Saltaire, Fire Island

I left last Friday for Saltaire, Fire Island. I am serving this week as priest for St. Andrew’s-by-the-Sea, a summer chapel in Saltaire.
I am taking time during this week as sort of a retreat. I will be by myself all week with no real TV (2 so-so independent channels on a great flat-screen TV with no DVD… ugh). Internet access is intermittent and may go away after today (Sunday) if this hot-spot is no more during the week. I kind of really do feel isolated, although my phone works, thank God.
This is going to be a tough week. This is the weekend a year ago when I found out that I was to be single, once again. Believe it or not, this past year has been one of the worst in my life. It has been a hard year, but God keeps me and helps me and I know there is light at the end of the tunnel. It is difficult because as a priest there is a point where the stuff of life I’m dealing with cannot be put upon the people I serve. Being a priest can be hard in that way.
Years ago, when I was going through another very difficult summer, God gave me a few verses of Scripture that enabled me to hang on. These verses may at first sound a bit odd, but for me then and ever since they have been a mantra for me and sustenance during times of trial. The verses come from James, chapter 1:

“Consider it pure joy, my brothers, whenever you face trials of many kinds, because you know that the testing of your faith develops perseverance. Perseverance must finish its work so that you may be mature and complete, not lacking anything. If any of you lacks wisdom, he should ask God, who gives generously to all without finding fault, and it will be given to him. But when he asks, he must believe and not doubt, because he who doubts is like a wave of the sea, blown and tossed by the wind.” (NIV)
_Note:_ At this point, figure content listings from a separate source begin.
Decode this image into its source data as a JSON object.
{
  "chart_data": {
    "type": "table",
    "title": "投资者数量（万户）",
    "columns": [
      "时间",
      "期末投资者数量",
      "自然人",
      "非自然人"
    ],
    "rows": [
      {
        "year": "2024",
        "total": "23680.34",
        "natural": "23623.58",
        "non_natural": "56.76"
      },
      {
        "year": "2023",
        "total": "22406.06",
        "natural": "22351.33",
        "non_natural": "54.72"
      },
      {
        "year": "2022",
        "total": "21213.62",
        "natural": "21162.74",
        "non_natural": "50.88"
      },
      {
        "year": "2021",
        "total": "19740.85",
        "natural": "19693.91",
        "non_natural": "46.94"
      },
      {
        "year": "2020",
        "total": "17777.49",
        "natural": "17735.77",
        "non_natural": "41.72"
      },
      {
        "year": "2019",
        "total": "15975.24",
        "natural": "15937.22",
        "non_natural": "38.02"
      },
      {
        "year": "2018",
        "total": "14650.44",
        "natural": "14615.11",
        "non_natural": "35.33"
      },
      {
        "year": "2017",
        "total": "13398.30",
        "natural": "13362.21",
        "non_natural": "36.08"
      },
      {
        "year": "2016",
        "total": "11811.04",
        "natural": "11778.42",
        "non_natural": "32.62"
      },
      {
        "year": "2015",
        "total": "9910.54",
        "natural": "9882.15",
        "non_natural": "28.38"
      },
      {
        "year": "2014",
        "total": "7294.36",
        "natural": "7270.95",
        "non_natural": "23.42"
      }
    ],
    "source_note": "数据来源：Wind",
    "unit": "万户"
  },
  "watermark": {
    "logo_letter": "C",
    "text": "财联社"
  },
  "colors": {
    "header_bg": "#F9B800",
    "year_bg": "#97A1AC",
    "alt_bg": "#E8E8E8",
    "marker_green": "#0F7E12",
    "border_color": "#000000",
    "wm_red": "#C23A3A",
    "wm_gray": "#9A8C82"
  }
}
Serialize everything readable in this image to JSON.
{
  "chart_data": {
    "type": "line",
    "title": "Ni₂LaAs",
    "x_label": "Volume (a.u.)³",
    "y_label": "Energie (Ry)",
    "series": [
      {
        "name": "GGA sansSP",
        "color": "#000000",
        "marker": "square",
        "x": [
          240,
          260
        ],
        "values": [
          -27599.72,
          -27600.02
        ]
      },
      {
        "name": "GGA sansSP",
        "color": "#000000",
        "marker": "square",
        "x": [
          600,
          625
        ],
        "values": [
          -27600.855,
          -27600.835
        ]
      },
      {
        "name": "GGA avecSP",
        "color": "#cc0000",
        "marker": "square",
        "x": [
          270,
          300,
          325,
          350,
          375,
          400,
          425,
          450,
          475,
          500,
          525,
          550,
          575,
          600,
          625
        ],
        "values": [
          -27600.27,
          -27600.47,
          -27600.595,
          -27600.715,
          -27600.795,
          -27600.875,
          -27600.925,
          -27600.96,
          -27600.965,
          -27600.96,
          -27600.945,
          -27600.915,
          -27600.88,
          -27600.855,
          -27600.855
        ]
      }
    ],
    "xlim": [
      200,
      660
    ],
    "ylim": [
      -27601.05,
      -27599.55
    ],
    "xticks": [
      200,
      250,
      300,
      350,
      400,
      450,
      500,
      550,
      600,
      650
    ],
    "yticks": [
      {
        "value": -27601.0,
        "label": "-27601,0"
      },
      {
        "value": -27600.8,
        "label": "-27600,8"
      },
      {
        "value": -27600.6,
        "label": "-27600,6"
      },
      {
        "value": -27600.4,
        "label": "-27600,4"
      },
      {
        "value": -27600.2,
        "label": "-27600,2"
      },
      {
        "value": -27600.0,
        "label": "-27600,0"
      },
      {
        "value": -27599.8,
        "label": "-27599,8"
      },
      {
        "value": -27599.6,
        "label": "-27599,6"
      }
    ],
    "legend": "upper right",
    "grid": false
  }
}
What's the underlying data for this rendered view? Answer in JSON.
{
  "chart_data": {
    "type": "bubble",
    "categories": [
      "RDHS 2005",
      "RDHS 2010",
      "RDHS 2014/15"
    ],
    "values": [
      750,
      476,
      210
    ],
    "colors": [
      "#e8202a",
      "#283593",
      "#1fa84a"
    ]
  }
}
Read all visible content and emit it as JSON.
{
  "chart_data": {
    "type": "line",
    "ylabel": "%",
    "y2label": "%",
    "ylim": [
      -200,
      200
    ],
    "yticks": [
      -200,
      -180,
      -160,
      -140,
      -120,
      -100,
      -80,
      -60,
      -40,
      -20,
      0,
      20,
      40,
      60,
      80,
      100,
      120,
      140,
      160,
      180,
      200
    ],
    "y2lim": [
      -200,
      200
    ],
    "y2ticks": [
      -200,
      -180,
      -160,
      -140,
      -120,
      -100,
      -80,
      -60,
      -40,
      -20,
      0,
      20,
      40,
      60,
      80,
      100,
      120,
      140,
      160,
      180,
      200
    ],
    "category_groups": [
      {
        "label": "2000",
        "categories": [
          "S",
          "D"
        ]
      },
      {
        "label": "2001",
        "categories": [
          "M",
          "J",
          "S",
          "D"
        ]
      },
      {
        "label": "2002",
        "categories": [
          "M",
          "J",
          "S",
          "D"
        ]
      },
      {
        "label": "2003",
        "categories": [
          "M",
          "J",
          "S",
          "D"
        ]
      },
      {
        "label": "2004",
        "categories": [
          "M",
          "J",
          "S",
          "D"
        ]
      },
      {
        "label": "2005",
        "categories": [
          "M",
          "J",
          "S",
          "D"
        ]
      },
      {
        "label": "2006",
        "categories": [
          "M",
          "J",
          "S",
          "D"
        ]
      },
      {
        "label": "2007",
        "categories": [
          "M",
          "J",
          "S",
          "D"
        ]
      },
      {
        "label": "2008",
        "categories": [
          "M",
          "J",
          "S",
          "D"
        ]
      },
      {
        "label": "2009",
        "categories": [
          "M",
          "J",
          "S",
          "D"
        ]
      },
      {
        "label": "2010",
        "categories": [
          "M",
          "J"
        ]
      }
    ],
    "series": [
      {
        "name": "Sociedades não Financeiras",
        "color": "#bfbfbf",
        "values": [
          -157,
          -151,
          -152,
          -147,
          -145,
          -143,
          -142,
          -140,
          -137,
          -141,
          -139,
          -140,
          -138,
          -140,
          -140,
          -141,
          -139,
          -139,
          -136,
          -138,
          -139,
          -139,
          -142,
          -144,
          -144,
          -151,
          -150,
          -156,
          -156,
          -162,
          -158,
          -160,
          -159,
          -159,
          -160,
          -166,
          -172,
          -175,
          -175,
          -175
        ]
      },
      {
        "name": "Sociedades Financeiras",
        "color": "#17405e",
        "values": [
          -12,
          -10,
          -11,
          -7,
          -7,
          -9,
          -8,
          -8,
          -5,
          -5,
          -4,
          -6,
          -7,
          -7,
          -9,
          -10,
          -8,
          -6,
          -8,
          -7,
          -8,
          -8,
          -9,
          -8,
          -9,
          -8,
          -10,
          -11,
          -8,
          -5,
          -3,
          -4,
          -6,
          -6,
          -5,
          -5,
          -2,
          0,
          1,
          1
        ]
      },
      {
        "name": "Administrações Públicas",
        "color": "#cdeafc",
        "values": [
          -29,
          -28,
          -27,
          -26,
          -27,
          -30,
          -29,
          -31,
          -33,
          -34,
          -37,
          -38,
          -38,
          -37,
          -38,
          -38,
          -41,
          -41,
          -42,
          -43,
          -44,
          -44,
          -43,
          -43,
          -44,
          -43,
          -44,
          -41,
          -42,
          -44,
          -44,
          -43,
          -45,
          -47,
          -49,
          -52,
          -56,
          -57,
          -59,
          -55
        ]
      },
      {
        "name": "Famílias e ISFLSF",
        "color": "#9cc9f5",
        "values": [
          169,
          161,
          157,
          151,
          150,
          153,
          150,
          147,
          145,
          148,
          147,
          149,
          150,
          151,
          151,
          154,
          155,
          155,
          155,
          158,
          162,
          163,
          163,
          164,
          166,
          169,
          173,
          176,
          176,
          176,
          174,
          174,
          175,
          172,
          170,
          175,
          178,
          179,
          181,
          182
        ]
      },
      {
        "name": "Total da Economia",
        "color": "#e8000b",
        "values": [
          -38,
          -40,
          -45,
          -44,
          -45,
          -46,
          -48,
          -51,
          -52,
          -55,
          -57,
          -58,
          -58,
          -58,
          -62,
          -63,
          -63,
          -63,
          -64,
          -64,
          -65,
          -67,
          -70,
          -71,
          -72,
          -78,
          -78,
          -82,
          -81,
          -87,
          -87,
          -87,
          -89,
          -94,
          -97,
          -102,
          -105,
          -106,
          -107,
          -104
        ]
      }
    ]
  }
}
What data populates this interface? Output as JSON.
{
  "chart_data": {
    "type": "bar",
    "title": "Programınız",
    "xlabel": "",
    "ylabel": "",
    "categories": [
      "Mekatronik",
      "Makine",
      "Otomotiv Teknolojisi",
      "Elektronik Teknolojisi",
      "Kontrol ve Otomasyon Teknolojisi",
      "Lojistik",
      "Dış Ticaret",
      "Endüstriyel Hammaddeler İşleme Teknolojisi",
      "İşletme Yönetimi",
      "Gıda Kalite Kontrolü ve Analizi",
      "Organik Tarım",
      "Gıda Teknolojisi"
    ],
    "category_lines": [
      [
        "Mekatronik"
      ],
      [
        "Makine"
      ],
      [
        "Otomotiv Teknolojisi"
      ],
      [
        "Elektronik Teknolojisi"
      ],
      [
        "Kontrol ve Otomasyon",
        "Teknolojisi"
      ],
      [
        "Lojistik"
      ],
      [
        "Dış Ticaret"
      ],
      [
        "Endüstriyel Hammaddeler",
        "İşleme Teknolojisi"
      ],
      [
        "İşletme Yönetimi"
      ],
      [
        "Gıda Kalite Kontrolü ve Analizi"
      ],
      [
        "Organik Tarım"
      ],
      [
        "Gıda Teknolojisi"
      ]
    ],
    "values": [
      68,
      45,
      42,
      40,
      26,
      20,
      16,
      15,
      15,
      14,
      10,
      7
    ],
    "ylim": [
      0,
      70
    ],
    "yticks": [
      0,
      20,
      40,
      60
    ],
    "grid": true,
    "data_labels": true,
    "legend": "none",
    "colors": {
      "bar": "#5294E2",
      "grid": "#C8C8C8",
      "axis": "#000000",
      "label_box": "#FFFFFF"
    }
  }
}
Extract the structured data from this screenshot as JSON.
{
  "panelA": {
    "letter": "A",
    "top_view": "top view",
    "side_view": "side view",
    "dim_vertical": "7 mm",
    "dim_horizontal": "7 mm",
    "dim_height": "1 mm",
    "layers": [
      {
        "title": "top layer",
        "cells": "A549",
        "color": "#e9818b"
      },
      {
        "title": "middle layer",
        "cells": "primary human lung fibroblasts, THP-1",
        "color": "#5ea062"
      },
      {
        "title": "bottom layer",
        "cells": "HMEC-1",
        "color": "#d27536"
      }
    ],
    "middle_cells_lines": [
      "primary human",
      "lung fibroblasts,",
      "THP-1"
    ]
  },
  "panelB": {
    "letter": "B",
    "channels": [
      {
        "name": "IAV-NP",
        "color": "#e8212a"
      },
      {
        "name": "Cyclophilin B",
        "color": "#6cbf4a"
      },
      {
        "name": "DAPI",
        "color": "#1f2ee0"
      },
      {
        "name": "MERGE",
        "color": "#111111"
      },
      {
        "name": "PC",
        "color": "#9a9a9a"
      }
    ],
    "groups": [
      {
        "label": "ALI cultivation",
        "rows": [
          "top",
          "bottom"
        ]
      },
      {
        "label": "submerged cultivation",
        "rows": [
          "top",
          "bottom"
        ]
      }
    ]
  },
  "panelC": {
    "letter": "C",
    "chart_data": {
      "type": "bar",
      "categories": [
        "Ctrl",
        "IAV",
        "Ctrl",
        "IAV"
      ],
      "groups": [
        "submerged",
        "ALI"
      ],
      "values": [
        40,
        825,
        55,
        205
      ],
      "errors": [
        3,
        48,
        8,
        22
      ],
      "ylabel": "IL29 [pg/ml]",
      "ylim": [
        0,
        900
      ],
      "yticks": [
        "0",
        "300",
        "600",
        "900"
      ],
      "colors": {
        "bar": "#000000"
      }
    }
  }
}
Because I’m not a Calvinist, I believe that there is an openness to our lives as God deals with us in relationship and during all phases of our lives. His engagement with us is dynamic, in that way. The present and future are open. I hang on to wanting to be “mature, complete, not lacking anything,” and if trails and tribulations are a help in gaining such things, gaining wisdom, gaining the ability to understand myself and others better, gaining discernment, then so be it.
I would rather life be easy, of course, but we all know it is not. So, during the past year of trials and tribulations, of dealing with deep seated issues in my own life, as well as in the life of the one who I once called my partner, I know that my Lord will see me through and bring me to the other side where I will be made more complete.
Today’s readings talk about God calling Abraham and Sarah to a new country. Jesus calls Matthew to follow him, and Matthew does – leaving everything, even unto death. If my life is to somehow be a blessing to others, then my life needs to be purged of all that our prevailing culture and the systems of this world load on. I want to be wise, to be a blessing, to move in the whole realm of “peace that surpasses all understanding,” the fruit of the Spirit, and loving God with my whole being and truly, intuitively, sincerely loving others as God enables me to love myself, honestly.
In this new country where God calls us, this Kingdom of God, there is a bit of culture shock – trail and tribulation – as we are made new and transformed into citizens of this new country, this Kingdom. As we are inevitably changed, we become an example and a witness to a hurting and confused world of what it means to be a people living in the midst of God. As we are blessed, we become a blessing to others. All we have to do is look at this Church and the Anglican Communion to know how easily it is to be subsumed by the prevailing culture – the systems of this world – and to be pulled away from the new country and to be anything but good examples. We have not heeded His call, have we? Yet, we go on with hope and faith in grace. Thank God we are in grace!
This is what I am learning, even in the midst of heart ache, loneliness, doubt, confusion, and all that stuff we wade through in life before we come to that shore where all things are new.
Funny thing, too, I am reading Harry Potter for the first time. A balm for the soul.